Die manipulative Seite des Lernens, aber auch seine ungeheuren Chancen wurden deutlich, als die Behaviouristen ihre Theorien der „operanten und klassischen Konditionierung“ von der Tierwelt auch auf den Menschen übertrugen. Aus ihrer Sicht ist es in aller erster Linie von Art und Inhalt des Lernens abhängig, wie erfolgreich wir im Leben sind, welche Grundwerte wir uns aneignen und welche Aufgaben wir in Gesellschaft und Familie zu übernehmen bereit sind.

Skinner zeigte den Menschen einerseits als manipuliertes Wesen, welches teilweise in seinem Verhalten seinen Laborratten gleicht. Andererseits zeigte er Wege auf, wie der Mensch ganz bewusst seinen individuellen Lernweg finden kann.

Als Folge dieses Ansatzes entstand die Verhaltenstherapie. Diese versucht die aktuellen Probleme des Klienten konkret aufzugreifen, und in einem zügigen Prozess der Auseinandersetzung zur Lösung dieser Probleme zu gelangen. Die „Schlachtpläne“ der Verhaltenstherapeuten sind oft direkt auf die Störung ausgerichtet: So können Phobiker (Angstneurotiker) ganz gezielt schrittweise mit den angstauslösenden Situationen konfrontiert werden, um mit Hilfe des Therapeuten diese Ängste zu überwinden.

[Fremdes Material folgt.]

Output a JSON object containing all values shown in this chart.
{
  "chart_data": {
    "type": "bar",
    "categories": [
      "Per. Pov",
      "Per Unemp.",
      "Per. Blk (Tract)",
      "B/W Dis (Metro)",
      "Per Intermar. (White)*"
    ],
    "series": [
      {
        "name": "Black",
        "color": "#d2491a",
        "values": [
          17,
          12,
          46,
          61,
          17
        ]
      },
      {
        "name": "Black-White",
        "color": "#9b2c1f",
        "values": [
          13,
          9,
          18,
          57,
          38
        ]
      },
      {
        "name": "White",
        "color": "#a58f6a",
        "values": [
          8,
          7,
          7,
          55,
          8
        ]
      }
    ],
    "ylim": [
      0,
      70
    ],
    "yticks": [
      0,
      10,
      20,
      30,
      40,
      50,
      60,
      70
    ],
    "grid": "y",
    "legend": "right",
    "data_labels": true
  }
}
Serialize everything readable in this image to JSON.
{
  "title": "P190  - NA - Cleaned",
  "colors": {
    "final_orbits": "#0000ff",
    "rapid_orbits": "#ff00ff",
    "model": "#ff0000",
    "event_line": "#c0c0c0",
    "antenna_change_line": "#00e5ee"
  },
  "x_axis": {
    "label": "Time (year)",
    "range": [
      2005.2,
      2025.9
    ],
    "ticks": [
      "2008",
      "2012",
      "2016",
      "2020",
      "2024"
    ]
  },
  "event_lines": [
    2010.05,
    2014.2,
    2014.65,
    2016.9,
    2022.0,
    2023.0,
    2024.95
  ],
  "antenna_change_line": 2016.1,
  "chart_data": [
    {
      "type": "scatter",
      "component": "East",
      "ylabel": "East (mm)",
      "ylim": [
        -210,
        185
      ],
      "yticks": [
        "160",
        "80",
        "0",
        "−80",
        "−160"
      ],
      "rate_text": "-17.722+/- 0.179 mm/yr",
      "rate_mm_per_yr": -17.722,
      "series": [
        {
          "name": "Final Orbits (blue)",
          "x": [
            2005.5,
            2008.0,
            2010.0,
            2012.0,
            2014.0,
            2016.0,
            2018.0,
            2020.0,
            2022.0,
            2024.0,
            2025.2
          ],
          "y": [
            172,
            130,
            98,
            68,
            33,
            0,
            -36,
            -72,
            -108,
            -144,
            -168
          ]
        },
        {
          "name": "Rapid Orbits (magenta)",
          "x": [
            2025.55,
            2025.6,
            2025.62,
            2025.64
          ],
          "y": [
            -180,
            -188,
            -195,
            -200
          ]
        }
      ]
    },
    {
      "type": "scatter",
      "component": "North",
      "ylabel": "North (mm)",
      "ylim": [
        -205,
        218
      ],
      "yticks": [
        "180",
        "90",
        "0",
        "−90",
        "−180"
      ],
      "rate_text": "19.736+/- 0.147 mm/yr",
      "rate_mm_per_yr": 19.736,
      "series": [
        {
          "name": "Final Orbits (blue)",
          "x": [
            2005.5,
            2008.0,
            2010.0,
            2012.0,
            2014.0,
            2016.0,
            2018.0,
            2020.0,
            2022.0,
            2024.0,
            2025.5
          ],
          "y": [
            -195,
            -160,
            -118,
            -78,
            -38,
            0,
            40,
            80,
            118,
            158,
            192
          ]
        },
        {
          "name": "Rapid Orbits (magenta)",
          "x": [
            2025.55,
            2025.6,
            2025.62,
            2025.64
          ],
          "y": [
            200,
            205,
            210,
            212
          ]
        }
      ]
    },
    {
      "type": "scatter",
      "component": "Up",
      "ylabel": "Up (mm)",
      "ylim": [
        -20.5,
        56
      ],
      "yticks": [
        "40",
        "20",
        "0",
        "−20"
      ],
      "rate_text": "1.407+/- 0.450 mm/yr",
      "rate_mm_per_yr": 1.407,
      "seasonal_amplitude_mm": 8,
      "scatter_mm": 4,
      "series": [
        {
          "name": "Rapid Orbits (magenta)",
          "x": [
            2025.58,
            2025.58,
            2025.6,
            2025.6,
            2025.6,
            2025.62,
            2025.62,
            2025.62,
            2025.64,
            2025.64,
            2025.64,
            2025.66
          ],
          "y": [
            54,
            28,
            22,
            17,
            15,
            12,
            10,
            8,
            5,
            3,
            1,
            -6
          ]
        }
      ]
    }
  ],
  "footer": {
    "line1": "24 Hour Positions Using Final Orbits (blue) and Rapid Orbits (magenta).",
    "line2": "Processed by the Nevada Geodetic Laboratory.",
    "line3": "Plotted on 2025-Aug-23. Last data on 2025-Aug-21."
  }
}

Kritiker haben eingewandt, dass die Verhaltenstherapie nur an den Symptomen ansetze, dass es jedoch oft „dahinterliegende“ Probleme gebe, welchen nicht auf den Grund gegangen würde. Dieser Einwand ist gewichtig. Dennoch ist zu bedenken, dass in vielen Fällen die kurzfristige, gezielte Behandlung einer konkreten Störung ein angemesseneres Mittel darstellen kann als eine langfristige Therapie, welche eine umfassende Erfolgsgarantie auch nicht bieten kann.

Epilog

Es ist bemerkenswert, dass die Geschichte der Psychologie nicht dazu geführt hat, dass eine der hier skizzierten Grundrichtungen erheblich an Bedeutung verloren hätte. Vielmehr ist moderne Psychodiagnostik und Psychotherapie darauf ausgerichtet, die Potentiale dieser Richtungen fallbezogen zu kombinieren oder sogar zu verschmelzen.

Die Psychoanalyse mahnt uns, den Menschen als ein sich aus der Kindheit heraus entwickelndes Wesen zu begreifen, welches nur zum Teil Herr der eigenen Entscheidungen ist.

Die Intelligenz- und Persönlichkeitsforschung mit ihren standardisierten Tests und Fragebögen bietet dem Diagnostiker die Möglichkeit, zusätzlich zu seinen subjektiven Eindrücken auch eine unabhängige Datenquelle zu nutzen, welche helfen kann, seine eigenen Vorurteile und Wahrnehmungsverzerrungen zu relativieren.

Die humanistische Psychologie erinnert daran, den Klienten als ein gleichwertiges Wesen voller Potentiale zu betrachten, welches nicht manipuliert werden sollte.

Der Behaviourismus und die Verhaltenstherapie zeigen auf, dass es Sinn machen kann, ganz konkret an bestimmten Problemen zu arbeiten, welche den Klienten stören. Das Leben ist in dieser Sichtweise auch als lebenslanger Lernprozess zu betrachten, welchen wir effizient und zielgerichtet betreiben sollten.

Die Psychologie wird sich vor allem dann als wirklich hilfreiche Wissenschaft einbringen können, wenn sie mithilft, unideologisch und flexibel je nach Problemstellung und Bedürfnissen des Klienten, unterschiedliche Methoden nutzbar zu machen.